Needle phobia or anxiety comes in many forms. For some, it’s a mild form of anxiety. For others, it’s positively debilitating, leading to very real physical reactions. For some, the phobia was always present, and for others, it was stirred by a negative event. For some who are phobic of needles, it’s the lack of control, the pain, or the sight. For others, it’s an unexplainable fear.
Like all phobias, there are so many versions. But the thing I’m here to say is: Needle phobia, like any other phobia, is real.
All my life, I’ve been told patronizing, condescending things about my very real phobia. “You’ll get over it,” or “Suck it up,” or “Stop being a chicken” all come to mind. I’ve had doctors dismiss my phobia as immaturity or tell me no one likes needles, so I’m no different than anyone else. I’ve had medical professionals tell me “Too bad” or “Deal with it.” I’ve been told that I’ll get over it when I’m older.
I’m 28, and I’m still not over it.
I know my phobia is irrational. I know a shot or an IV isn’t going to kill me. I know the pain is minimal. But it doesn’t quiet the fear, the racing mind, or the desire to crawl out of my own skin. It doesn’t stop the wild tears from flowing in a medical setting. It doesn’t quiet the countdown clock that begins when I know I have to get a shot or medical work. It doesn’t stop me from agonizing over how many days, how many more dinners, or how many more sleeps until it’s “D-Day.” It doesn’t make me stop cringing when I see a needle on television or when a friend tells a descriptive medical story.
I’ve spent so many years being embarrassed about my phobia. While other phobias seem to be “okay” to admit to, many people don’t seem to understand that needle phobia is real. I’ve met very few people who are willing to admit to having an extreme phobia of needles. It seems like a weakness to admit to. People don’t understand the depth of the fear or the fact it’s not something you can just get over. I’ve grown up thinking I was odd for having this phobia. I’ve grown up thinking I’m a weak person, a chicken, a wimp, or even crazy for my fear. I’ve told myself to get over it, to move past it, to just “suck it up.” However, the fear is always there, the phobia is always nearby.

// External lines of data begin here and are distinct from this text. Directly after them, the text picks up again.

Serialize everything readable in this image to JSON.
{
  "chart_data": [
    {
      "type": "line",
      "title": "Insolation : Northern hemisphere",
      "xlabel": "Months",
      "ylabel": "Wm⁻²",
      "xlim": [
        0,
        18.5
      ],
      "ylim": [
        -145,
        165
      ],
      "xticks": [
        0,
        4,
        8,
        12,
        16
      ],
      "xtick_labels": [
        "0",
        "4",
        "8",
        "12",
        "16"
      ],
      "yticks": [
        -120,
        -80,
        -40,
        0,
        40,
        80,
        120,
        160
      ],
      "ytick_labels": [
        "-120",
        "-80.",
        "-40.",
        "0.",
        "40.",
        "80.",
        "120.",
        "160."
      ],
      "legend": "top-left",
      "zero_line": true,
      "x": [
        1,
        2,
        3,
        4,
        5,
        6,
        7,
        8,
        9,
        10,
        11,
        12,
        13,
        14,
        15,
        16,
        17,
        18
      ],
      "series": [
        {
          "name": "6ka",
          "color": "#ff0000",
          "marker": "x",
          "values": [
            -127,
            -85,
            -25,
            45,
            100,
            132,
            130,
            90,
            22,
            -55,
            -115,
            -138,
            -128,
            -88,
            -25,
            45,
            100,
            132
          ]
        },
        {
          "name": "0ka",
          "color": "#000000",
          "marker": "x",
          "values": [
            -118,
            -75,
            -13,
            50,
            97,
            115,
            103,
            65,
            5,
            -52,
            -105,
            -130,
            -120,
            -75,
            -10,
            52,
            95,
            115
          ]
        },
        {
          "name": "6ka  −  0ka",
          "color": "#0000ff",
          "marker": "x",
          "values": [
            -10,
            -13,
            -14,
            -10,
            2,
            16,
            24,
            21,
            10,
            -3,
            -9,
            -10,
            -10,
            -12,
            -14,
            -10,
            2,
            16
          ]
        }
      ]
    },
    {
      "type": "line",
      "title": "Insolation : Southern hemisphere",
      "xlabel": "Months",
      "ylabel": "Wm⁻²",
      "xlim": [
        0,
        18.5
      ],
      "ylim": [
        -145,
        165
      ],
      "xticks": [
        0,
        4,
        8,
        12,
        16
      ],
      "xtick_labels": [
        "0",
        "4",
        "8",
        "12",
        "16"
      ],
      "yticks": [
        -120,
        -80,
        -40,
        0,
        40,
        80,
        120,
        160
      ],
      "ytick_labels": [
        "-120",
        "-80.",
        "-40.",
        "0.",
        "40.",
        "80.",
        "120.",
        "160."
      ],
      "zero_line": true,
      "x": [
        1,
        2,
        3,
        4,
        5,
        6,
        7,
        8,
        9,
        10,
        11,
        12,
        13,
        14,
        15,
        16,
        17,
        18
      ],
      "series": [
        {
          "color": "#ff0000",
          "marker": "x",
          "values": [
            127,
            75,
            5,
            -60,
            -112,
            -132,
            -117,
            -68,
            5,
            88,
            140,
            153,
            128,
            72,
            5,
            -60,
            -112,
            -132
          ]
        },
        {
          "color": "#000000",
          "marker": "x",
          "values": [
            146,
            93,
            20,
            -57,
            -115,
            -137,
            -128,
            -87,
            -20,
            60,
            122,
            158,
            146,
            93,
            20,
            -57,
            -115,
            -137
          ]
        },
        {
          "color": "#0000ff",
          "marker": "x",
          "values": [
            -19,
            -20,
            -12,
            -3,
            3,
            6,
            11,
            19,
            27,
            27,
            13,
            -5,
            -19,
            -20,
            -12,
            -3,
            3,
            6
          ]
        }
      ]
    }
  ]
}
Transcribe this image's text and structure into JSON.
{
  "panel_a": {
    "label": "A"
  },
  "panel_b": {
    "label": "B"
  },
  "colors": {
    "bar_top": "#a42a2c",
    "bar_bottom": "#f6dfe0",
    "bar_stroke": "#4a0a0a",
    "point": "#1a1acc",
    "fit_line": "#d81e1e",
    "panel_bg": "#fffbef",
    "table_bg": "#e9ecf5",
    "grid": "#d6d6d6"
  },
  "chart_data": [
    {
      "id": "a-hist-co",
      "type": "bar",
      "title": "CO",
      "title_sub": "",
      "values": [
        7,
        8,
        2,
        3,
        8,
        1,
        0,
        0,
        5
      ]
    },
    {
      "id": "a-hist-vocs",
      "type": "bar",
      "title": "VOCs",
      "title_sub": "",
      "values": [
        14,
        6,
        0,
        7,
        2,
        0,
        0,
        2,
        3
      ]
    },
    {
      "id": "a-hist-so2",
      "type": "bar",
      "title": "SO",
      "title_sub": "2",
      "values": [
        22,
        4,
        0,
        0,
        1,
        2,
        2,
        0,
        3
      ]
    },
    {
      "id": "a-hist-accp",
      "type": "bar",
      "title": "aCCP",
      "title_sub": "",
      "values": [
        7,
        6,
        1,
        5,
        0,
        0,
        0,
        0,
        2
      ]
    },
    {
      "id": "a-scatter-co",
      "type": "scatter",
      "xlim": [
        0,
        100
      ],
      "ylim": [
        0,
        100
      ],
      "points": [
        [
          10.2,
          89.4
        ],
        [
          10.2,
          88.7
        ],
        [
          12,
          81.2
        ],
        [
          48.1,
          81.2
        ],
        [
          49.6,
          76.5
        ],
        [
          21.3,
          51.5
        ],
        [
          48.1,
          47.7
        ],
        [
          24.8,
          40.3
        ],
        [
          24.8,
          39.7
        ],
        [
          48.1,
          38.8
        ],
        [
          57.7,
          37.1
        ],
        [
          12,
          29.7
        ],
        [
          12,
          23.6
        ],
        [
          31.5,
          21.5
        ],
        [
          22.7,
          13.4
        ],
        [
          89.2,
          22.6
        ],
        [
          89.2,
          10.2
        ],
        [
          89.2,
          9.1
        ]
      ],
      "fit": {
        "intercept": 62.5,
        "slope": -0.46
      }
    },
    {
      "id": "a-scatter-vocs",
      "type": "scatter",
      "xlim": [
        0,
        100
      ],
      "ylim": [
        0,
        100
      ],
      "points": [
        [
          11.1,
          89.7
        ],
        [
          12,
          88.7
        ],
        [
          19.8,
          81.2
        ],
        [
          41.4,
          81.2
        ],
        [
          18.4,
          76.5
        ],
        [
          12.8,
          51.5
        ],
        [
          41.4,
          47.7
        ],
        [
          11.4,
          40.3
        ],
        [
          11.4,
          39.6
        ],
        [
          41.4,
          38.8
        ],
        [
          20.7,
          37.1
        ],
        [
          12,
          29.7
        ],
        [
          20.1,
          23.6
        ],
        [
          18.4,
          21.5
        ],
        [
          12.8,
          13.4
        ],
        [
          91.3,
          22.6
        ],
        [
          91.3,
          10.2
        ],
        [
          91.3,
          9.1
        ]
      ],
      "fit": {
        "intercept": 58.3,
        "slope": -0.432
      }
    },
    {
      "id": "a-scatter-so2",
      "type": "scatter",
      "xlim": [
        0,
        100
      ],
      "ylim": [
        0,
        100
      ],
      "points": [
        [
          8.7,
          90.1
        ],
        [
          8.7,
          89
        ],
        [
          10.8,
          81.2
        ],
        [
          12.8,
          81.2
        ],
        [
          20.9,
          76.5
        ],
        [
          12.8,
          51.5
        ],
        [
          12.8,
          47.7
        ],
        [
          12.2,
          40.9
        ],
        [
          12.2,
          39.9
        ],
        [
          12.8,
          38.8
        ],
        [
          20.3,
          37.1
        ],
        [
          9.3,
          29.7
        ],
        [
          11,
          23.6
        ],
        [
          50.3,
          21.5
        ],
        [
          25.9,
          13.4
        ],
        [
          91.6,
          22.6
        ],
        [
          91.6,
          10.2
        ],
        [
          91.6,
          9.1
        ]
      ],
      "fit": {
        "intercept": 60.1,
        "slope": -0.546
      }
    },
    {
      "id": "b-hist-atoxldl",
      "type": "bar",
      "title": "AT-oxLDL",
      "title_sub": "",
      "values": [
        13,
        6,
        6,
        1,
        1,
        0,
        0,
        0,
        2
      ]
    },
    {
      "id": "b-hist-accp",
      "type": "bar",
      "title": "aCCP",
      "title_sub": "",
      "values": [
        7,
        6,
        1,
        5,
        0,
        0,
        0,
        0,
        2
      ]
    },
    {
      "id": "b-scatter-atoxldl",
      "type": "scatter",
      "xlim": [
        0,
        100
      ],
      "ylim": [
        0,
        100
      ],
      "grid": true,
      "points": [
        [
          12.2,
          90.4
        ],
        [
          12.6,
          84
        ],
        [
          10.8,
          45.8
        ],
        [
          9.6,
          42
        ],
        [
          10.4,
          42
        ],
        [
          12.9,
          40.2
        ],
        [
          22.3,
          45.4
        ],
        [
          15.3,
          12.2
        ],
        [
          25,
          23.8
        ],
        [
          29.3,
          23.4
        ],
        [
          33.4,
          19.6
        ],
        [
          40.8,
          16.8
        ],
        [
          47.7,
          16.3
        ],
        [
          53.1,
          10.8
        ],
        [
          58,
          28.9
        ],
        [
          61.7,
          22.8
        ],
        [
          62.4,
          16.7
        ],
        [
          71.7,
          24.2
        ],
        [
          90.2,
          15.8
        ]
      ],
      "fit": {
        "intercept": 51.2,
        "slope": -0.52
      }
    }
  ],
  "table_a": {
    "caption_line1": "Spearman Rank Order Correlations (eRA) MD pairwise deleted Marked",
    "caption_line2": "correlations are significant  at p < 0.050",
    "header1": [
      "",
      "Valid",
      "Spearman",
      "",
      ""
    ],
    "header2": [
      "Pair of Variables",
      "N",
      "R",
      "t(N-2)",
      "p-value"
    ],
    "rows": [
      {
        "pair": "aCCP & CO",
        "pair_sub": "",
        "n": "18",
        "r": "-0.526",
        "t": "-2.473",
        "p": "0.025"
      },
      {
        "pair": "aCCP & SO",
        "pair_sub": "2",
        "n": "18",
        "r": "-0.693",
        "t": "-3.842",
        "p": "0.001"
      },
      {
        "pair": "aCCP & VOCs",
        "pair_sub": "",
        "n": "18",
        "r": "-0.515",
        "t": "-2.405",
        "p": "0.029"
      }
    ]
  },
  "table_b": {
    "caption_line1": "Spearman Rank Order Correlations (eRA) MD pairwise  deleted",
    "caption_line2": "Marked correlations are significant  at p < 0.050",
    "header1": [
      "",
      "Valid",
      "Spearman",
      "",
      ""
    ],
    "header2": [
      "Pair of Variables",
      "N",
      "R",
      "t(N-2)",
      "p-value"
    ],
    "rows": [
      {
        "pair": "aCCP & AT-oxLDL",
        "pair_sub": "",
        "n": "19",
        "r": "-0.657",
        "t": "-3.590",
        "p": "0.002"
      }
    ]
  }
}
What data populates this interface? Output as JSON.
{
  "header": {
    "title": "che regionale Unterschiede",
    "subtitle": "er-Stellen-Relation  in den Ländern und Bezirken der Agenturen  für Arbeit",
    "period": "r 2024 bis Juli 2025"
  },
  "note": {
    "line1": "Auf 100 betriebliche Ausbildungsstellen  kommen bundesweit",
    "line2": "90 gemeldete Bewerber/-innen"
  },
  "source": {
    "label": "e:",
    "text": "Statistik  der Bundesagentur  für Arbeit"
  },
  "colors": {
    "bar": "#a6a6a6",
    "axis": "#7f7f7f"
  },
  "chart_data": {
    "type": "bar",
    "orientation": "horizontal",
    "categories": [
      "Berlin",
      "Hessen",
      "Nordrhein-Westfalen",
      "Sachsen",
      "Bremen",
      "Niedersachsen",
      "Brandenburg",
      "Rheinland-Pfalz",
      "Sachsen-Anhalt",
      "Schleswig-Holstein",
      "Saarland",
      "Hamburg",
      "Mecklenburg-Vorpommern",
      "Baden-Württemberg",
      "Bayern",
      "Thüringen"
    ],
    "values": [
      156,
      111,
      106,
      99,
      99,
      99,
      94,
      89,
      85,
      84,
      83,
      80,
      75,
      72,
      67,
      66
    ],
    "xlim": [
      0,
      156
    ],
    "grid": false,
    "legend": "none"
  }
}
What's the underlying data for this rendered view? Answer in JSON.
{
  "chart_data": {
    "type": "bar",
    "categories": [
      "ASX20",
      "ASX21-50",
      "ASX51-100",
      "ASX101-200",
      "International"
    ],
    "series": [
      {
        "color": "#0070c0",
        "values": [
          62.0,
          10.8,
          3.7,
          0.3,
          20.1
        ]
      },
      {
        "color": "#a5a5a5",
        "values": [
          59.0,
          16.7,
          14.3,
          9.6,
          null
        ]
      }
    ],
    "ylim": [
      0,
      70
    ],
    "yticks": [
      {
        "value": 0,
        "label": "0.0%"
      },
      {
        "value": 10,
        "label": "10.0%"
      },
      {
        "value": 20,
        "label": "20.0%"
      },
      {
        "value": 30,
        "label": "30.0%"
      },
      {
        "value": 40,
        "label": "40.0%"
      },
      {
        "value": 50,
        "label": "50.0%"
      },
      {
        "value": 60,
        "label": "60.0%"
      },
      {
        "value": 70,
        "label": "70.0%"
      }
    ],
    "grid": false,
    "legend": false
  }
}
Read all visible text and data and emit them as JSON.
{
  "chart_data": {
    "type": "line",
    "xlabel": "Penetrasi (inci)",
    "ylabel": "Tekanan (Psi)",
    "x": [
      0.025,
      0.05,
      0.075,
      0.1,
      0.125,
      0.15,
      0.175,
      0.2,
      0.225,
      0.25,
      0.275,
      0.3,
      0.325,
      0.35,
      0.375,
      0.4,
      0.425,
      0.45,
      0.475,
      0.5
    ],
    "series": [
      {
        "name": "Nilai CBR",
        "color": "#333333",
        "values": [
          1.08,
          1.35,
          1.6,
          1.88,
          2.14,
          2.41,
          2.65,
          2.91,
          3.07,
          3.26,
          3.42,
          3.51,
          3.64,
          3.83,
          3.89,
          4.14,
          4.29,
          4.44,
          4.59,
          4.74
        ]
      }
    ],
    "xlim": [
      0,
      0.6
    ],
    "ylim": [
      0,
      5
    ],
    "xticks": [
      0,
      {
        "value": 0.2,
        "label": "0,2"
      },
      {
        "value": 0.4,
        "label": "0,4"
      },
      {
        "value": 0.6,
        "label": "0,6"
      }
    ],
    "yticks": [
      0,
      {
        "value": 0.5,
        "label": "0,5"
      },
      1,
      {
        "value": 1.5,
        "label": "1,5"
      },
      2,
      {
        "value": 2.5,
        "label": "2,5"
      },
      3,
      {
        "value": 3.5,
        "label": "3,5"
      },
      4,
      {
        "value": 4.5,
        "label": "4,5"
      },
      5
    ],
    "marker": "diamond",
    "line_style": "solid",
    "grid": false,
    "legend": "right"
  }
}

However, the one positive that’s come from my phobia is that I’m more understanding of all phobias. Unless you have a phobia of something, it can be easy to dismiss others’ fears. I never do. I know what it’s like to be gripped by overpowering fear even when your mind is telling you to stop.
I also have learned that it’s okay to own up to my phobia. I’ve learned I’m not alone. I’ve learned to be honest with medical professionals about my anxieties because if they are the right medical professional for me, they’ll try to understand my fears instead of dismiss them.
So please, if you are a medical professional, understand for people like me, the fear, while irrational, is very real. It’s not something we can just “get over.” Believe me, we would if we could. The cold terror is the same as with any other phobia, except we have to face up to our phobia in order to stay healthy. Please realize that dismissing our phobia or telling us to get over it isn’t making anything better. Please recognize that our phobia is as real as any other phobia.
And if you have a phobia of needles, please know that no matter what it seems like, there are more of us than it seems.